- DVD cover
- Directed by: Mark Illsley
- Written by: Michael Bacall
- Produced by: Sabine Müller Alan Greenspan Paul Greenstone Andrea Kreuzhage Brad Krevoy Gerhard Schmidt
- Starring: Nick Stahl Lukas Haas Johnny Galecki Rachael Leigh Cook
- Cinematography: Brendan Galvin
- Edited by: Jeff McEvoy
- Music by: Christopher Tyng
- Production company: Intermedia Films
- Distributed by: Metro-Goldwyn-Mayer
- Release date: January 20, 2003 (Sundance);
- Running time: 88 minutes
- Countries: United States Germany
- Language: English
- Budget: $8.4 million

= Bookies (film) =

Bookies is a 2003 coming-of-age black comedy thriller crime drama film written by Michael Bacall and directed by Mark Illsley. It stars Nick Stahl, Lukas Haas, Johnny Galecki, and Rachael Leigh Cook. The story revolves around the lives of four college students.

==Plot==
Three college students, Toby, Casey, and Jude, start up a bookie business taking bets from various clients. Their business immediately booms, arousing suspicion among local campus authorities and Toby's girlfriend, Hunter. They subsequently are able to purchase many expensive items such as big-screen televisions and new computers to help them manage their complex business.
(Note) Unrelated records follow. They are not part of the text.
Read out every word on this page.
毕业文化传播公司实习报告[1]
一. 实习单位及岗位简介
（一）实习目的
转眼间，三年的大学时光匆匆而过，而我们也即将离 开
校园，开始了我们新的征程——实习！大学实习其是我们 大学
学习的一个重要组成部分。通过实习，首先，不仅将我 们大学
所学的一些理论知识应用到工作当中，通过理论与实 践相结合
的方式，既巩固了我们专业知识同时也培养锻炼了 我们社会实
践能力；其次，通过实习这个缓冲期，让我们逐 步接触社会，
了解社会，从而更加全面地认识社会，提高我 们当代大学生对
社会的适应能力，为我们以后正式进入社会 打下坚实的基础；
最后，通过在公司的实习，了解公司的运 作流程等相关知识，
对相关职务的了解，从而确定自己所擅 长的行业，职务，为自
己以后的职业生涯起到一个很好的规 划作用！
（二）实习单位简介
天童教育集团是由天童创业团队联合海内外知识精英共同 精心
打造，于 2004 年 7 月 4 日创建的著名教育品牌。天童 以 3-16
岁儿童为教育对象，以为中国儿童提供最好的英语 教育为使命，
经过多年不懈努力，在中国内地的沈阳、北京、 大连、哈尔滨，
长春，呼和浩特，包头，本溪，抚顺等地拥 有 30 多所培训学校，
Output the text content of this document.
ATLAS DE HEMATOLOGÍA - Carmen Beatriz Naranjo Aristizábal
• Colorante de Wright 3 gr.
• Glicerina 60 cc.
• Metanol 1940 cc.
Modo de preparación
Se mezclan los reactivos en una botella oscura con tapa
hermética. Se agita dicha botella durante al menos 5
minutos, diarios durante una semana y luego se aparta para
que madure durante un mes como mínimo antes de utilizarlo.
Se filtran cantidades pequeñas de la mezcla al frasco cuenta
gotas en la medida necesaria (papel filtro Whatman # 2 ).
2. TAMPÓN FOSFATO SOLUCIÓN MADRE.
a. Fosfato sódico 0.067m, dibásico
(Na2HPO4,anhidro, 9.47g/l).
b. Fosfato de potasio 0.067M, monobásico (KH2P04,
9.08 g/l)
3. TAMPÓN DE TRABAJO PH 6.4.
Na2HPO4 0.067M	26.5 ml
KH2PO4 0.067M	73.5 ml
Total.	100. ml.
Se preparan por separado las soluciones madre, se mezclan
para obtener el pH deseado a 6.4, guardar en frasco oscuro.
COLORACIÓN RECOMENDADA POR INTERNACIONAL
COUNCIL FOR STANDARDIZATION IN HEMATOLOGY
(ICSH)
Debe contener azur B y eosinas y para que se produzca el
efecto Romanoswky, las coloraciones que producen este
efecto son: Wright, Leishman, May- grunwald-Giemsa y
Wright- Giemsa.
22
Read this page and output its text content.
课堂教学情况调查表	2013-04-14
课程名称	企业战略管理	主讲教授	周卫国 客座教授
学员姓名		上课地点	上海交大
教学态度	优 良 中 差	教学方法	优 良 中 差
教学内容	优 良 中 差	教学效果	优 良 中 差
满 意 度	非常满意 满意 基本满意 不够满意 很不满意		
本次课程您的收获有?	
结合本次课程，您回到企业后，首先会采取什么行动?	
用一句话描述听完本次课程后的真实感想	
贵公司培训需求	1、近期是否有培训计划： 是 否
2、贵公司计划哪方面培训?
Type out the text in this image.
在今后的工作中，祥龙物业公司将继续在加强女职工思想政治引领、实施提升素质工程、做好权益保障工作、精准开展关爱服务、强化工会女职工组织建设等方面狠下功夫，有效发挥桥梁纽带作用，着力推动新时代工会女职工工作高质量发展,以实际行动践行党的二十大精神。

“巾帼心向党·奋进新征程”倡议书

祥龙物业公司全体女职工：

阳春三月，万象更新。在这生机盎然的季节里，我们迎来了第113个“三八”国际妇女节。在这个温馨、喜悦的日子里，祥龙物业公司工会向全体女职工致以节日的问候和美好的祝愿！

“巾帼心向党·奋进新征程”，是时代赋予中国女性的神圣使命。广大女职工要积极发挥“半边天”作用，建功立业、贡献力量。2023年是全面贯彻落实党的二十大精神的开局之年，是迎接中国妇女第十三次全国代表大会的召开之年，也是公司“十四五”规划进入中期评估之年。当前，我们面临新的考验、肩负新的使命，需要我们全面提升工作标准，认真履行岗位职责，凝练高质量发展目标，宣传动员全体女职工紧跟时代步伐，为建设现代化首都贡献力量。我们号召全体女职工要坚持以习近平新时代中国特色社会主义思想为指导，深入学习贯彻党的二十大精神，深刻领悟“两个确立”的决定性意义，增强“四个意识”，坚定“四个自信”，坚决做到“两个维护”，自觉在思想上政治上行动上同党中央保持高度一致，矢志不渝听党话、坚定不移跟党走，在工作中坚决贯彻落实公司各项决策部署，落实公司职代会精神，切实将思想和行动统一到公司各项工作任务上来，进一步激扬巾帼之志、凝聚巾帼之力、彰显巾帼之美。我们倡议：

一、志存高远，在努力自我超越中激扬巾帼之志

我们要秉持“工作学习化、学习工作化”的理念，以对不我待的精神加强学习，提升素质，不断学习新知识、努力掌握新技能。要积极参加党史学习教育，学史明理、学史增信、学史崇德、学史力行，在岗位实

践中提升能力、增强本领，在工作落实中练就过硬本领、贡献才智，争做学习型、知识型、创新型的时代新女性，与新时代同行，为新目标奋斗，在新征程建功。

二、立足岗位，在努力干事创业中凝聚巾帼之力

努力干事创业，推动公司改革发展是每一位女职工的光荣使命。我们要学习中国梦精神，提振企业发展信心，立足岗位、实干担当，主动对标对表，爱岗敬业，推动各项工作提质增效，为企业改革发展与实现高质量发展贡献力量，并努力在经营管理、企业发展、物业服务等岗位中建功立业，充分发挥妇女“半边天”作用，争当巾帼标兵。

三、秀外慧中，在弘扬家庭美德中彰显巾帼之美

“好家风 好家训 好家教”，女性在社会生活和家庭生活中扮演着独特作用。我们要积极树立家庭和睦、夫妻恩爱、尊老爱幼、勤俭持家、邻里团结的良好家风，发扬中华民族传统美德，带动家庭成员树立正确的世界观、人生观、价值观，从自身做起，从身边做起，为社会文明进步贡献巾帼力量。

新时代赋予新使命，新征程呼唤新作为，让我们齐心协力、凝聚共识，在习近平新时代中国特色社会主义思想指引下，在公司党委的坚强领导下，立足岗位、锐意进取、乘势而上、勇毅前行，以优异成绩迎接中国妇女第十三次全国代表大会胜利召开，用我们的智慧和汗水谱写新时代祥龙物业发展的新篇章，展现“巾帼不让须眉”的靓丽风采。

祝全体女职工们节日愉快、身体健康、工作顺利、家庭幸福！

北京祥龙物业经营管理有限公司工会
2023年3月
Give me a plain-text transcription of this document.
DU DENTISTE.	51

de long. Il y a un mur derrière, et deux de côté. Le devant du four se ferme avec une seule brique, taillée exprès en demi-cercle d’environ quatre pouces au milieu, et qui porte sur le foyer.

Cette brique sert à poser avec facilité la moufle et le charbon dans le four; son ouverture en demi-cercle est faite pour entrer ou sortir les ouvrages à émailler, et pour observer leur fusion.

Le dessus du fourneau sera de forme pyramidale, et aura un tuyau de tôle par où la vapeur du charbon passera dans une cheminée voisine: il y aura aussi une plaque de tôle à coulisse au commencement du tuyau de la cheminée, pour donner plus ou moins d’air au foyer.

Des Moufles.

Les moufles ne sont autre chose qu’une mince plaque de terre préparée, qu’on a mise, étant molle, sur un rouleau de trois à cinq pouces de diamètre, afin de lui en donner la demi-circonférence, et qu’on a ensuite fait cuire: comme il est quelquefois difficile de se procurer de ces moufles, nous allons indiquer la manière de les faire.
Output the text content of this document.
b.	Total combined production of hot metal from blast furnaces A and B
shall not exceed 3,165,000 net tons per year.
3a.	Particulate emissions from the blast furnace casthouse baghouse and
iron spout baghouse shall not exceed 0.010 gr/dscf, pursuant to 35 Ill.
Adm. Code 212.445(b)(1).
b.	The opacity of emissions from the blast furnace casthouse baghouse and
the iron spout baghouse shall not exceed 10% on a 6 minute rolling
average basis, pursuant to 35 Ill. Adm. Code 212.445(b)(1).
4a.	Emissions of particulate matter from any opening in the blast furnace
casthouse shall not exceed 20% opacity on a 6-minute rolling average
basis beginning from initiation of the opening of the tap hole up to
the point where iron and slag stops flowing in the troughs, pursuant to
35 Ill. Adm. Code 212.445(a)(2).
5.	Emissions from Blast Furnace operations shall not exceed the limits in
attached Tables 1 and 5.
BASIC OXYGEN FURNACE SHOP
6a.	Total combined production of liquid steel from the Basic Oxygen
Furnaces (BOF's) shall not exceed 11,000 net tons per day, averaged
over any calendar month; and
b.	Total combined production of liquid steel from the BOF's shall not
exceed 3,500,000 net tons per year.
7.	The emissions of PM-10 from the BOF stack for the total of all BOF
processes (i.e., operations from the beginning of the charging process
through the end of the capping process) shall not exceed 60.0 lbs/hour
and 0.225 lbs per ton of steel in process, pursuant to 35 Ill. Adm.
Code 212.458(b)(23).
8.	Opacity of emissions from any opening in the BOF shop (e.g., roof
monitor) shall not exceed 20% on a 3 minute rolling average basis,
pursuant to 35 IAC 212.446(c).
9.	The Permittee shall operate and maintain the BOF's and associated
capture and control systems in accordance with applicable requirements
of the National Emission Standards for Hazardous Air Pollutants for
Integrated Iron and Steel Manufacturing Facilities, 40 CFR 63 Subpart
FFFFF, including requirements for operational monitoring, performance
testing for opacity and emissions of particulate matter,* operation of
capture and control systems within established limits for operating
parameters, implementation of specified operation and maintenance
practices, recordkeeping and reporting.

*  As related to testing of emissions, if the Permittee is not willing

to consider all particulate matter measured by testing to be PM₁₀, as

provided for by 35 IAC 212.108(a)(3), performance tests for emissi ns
When their business takes off, Jude receives threats from two local Italian bookies to back down because of their territories for the business overlap.

When a plan by Jude fails to materialize when betting on the college's team to win the game, Toby devises a way to eliminate the threat from the other bookies and get them out of the business. Jude makes a bet with the two Italian bookies, letting them choose whatever game and winner they want, which ends up being a boxing match. Knowing the match would be fixed, Jude and the others liquidate all of their assets and bet all of their earnings on the boxing match. The underdog on which they placed the bet won. Some money went to pay off the Italian bookies, while the remaining spoils were divided amongst the three.

Jude drops out of school and Toby says that "he wasn't the first genius to flunk out of college." Casey changes his major, gets new friends, makes the dean's list, and doesn't see Toby much. Toby continues at college and uses his money to get through grad school. He plays Hunter in a foosball match to win another chance with her after having lost her love through the ordeal.

In a post credits scene, the two Italian bookies are seen arguing as they struggle to start a chainsaw, to kill a man previously unseen in the film whom they abducted and had placed in their car's trunk. The film ends as the two get the chainsaw started.

==Reception==
Bookies received mixed to positive reviews.